La cultura gitana era, hasta el siglo XIV, exclusivamente oral. Por esta razón, su origen está sujeto a diferentes hipótesis. Sin embargo, diversos estudios sobre su lengua y literatura concluyen que el pueblo Rom procede, contrariamente a lo que se suele pensar, de la India. Este es un sólo ejemplo del gran desconocimiento generalizado sobre el pueblo gitano que, aunque parezca paradójico, es probablemente el que más tiempo lleva relacionándose con otras culturas.

Este contacto se debe a su origen nómada. Las oleadas migratorias del pueblo Rom comenzaron a principios del siglo V por razones que no son fáciles de identificar. La revolución industrial durante el siglo XIX modificó los hábitos sociales de Europa y, con ellos, los de la comunidad gitana. La modernización de las estructuras productivas obligó a una buena parte a abandonar su nomadismo y a convivir con los/as payos/as, lo que enfrentó a esta minoría al rechazo de la sociedad.

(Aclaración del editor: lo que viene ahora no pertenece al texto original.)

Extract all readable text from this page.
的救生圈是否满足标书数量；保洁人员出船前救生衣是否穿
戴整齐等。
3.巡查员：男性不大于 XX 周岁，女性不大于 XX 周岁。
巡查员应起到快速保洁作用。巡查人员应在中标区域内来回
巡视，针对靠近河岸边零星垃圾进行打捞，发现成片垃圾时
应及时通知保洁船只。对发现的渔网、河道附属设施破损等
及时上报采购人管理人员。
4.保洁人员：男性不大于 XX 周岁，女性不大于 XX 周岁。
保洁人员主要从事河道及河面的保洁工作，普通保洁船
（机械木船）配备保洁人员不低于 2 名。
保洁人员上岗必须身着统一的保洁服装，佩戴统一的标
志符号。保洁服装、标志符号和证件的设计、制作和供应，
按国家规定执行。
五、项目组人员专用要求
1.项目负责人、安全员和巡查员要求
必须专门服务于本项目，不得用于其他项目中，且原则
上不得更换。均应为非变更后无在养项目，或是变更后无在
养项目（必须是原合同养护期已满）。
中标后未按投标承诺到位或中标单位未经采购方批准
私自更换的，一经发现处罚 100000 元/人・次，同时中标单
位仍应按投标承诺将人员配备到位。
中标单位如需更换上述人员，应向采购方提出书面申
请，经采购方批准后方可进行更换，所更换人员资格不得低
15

Gran parte de esta marginación viene motivada por el desconocimiento de su cultura. Unos usos que, por otra parte, están muy arraigados entre los miembros de su comunidad y los identifican. La familia es en esta etnia la institución más preciada, en torno a la cual se estructura todo su sistema social. Su sentimiento de colectividad se ciñe en torno a valores como el honor, la libertad, el folclore expresado a través de la música y el canto, la hospitalidad y el trabajo.

El pueblo gitano tiene su propia concepción del trabajo, diferente a la más extendida y que muchas veces provoca prejuicios. Ésta tiene más que ver con la autonomía que con la realización personal, es decir, lo consideran algo que permite mantener a la familia y que no debe subyugar a la persona. Además, comparten la idea de “vivir en el medio pero sin transformarlo”, por  lo que tradicionalmente se han dedicado a labores artesanales, la venta ambulante o la chatarrería.

Sin dejar de lado los valores tradicionales, la cultura gitana ha ido evolucionando en contacto con otros modos de pensar. Así, se está detectando un cambio en los trabajos desempeñados, un mayor interés por la educación, un cambio de roles (sobre todo, respecto a la mujer) y un retraso en la edad de contraer matrimonio, así como un menor número de hijos.

Hasta la Constitución española de 1978 (más de medio siglo después de su llegada al Estado) no se ha reconocido totalmente la igualdad del pueblo gitano ante la ley. Casi treinta años después, la lucha por la plena ciudadanía continúa. El pasado septiembre, el Congreso aprobó un texto de reconocimiento al pueblo calé en el que pedía al gobierno mejoras sociales en todos los ámbitos. El Ministerio de Cultura, por su parte, se comprometió a crear un Instituto de la Cultura Gitana en colaboración con otras para promover sus tradiciones.

A pesar del marco legal favorable, parece que el problema está en la calle. En el III Foro de Solidaridad con el Pueblo Gitano organizado por el Movimiento contra la Intolerancia, se denunció que la discriminación hacia el pueblo gitano es creciente. Movimiento contra la Intolerancia presentó las conclusiones de un estudio realizado en colegios, entre jóvenes de 14 a 18 años. Entre un 30 y un 34% de los escolares sigue opinando que la mayor parte del colectivo calé vive en chabolas, es inculto, trafica con drogas y roba. Junto con ello, un 25% echaría a los gitanos y gitanas de su barrio y más de la mitad de los estudiantes piensa que, por su forma de ser, promueven la violencia.

La Fundación Secretariado Gitano calcula que su comunidad cuenta con unos 700.000 miembros en España. Además, afirma que aproximadamente el 98% de los menores en edad escolar acude a clase y sólo el 10% de las familias vive en chabolas. Por otra parte, los trabajos tradicionales como la cestería o la trata de ganado han desaparecido prácticamente, la venta ambulante se está regularizando, dignificando y profesionalizando paulatinamente, y cada vez son más las gitanas y gitanos que se incorporan al mercado laboral normalizado. Son datos que echan por tierra algunos de los estereotipos socialmente más asumidos.